Lo que no entiendo es que tras la protesta femenina de hace dos días en una capilla de la Universidad Complutense contra la posturas misóginas de la jerarquía eclesiástica, los señores obispos hablen de «atentado a la libertad de culto y profanación de un lugar sagrado». No lo entiendo, porque, ¿hubiera sido posible esa protesta si no existiera una capilla católica en un centro universitario estatal? ¿Qué pinta en una institución como la universidad un lugar reservado al culto? ¿Lo mismo que, para no eludir lo cercano, el Servicio de Asistencia Religiosa en la Universidad de Extremadura, sufragado con fondos públicos por todos, fieles y paganos? Se quejarán encima...

5 de marzo de 2011

Si no por hache, que sea por be

SE HA HABLADO tanto en los últimos días del asunto de la disminución de la velocidad en autovías y autopistas que el lector estará harto de él. Intentaré, sin embargo, resaltar un aspecto de la polémica que acaso haya pasado desapercibido. Parto de que no soy ingeniero del ramo ni trabajo en el ministerio de Industria, por lo que carezco de base para refutar que la limitación de la velocidad vaya a producir un notable ahorro en la factura del petróleo. No soy ingeniero, digo, pero me resulta extraño que en Holanda, donde también pagarán caro el combustible, se haya acordado justamente lo contrario que aquí: incrementar hasta 130 km/h, no disminuir, la máxima velocidad permitida. Parece que otros países harán lo propio enseguida.

Tampoco soy experto en seguridad vial, luego me cuidaré de opinar sobre si la reducción de marras redundará en una disminución del número de accidentes y, por consiguiente, del número de víctimas, que siempre serán muchas, desgraciadamente.
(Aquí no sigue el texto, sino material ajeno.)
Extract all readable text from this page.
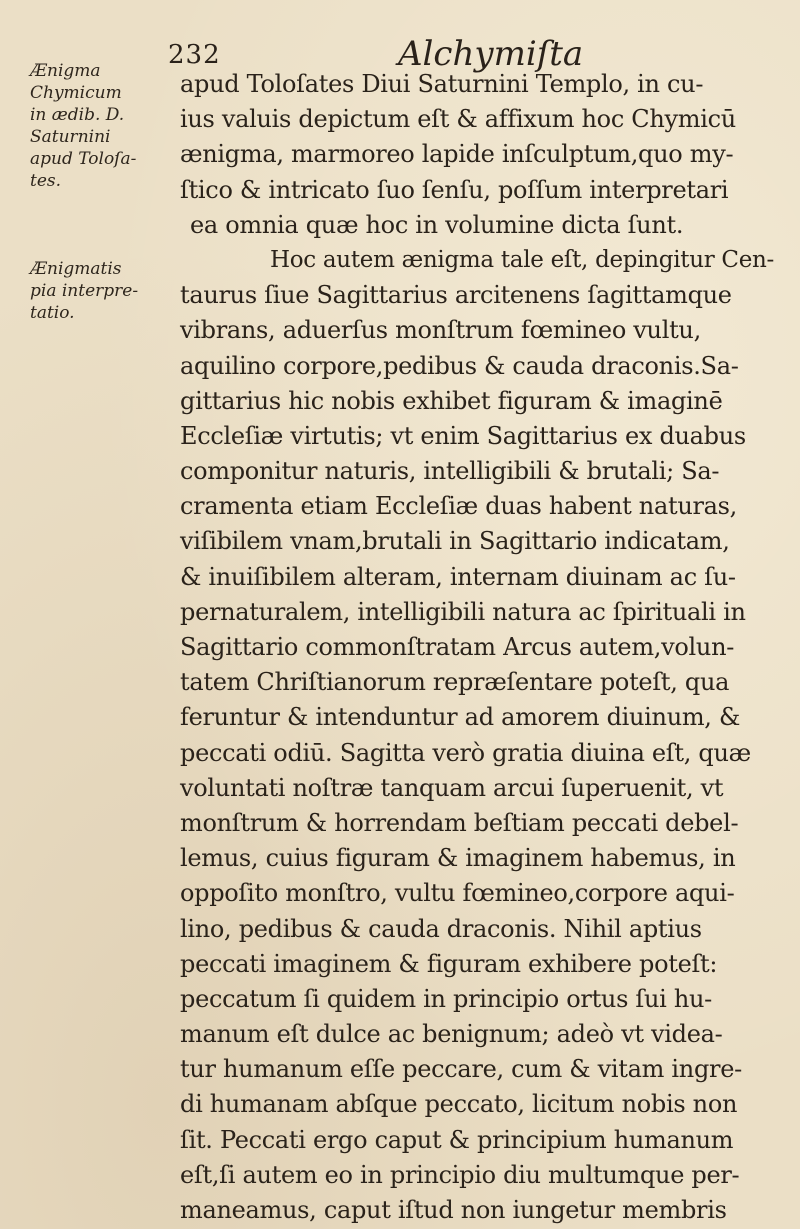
232	Alchymiſta
Ænigma
Chymicum
in ædib. D.
Saturnini
apud Toloſa-
tes.
Ænigmatis
pia interpre-
tatio.
apud Toloſates Diui Saturnini Templo, in cu-
ius valuis depictum eſt & affixum hoc Chymicū
ænigma, marmoreo lapide inſculptum,quo my-
ſtico & intricato ſuo ſenſu, poſſum interpretari
ea omnia quæ hoc in volumine dicta ſunt.
Hoc autem ænigma tale eſt, depingitur Cen-
taurus ſiue Sagittarius arcitenens ſagittamque
vibrans, aduerſus monſtrum fœmineo vultu,
aquilino corpore,pedibus & cauda draconis.Sa-
gittarius hic nobis exhibet figuram & imaginē
Eccleſiæ virtutis; vt enim Sagittarius ex duabus
componitur naturis, intelligibili & brutali; Sa-
cramenta etiam Eccleſiæ duas habent naturas,
viſibilem vnam,brutali in Sagittario indicatam,
& inuiſibilem alteram, internam diuinam ac ſu-
pernaturalem, intelligibili natura ac ſpirituali in
Sagittario commonſtratam Arcus autem,volun-
tatem Chriſtianorum repræſentare poteſt, qua
feruntur & intenduntur ad amorem diuinum, &
peccati odiū. Sagitta verò gratia diuina eſt, quæ
voluntati noſtræ tanquam arcui ſuperuenit, vt
monſtrum & horrendam beſtiam peccati debel-
lemus, cuius figuram & imaginem habemus, in
oppoſito monſtro, vultu fœmineo,corpore aqui-
lino, pedibus & cauda draconis. Nihil aptius
peccati imaginem & figuram exhibere poteſt:
peccatum ſi quidem in principio ortus ſui hu-
manum eſt dulce ac benignum; adeò vt videa-
tur humanum eſſe peccare, cum & vitam ingre-
di humanam abſque peccato, licitum nobis non
ſit. Peccati ergo caput & principium humanum
eſt,ſi autem eo in principio diu multumque per-
maneamus, caput iſtud non iungetur membris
Es éste un razonamiento, en todo caso, que hay que manejar con cuidado pues, llevado a su extremo, conduciría a prohibir que se cogiera el coche como forma infalible de evitar los percances asociados a su uso. Dado el gusto por el ordeno y mando del actual padre prefecto, digo director general, de Tráfico, siempre echándonos la regañina, no seré yo quien descarte por completo esa posibilidad.


Pero, como digo, no son las razones relacionadas con el ahorro energético ni con la seguridad en las carreteras sobre las que tengo opinión formada. Lo que me parece inadmisible es que inicialmente se adujeran como motivos para disminuir la velocidad los relativos al ahorro energético y solo cuando se comprobó el rechazo provocado en la opinión pública por esa decisión se mencionara la seguridad vial. ¿Es respetuosa con la gente esta forma de proceder? ¿No supone eso proporcionar más madera a quienes critican la continuas improvisaciones del Ejecutivo?

Mucho me temo que la norma que entra en vigor el próximo lunes haya sido una decisión precipitada, solo comprensible a la vista del desconcierto reinante, y sin que unos estudios rigurosos ni, mucho menos, un debate parlamentario la hayan aconsejado. Son tantas las torpezas de este tipo que viene cometiendo en los últimos meses el Gobierno que pienso que los quintacolumnistas del PP en La Moncloa, sin duda numerosos, están ganándose el sueldo a pulso.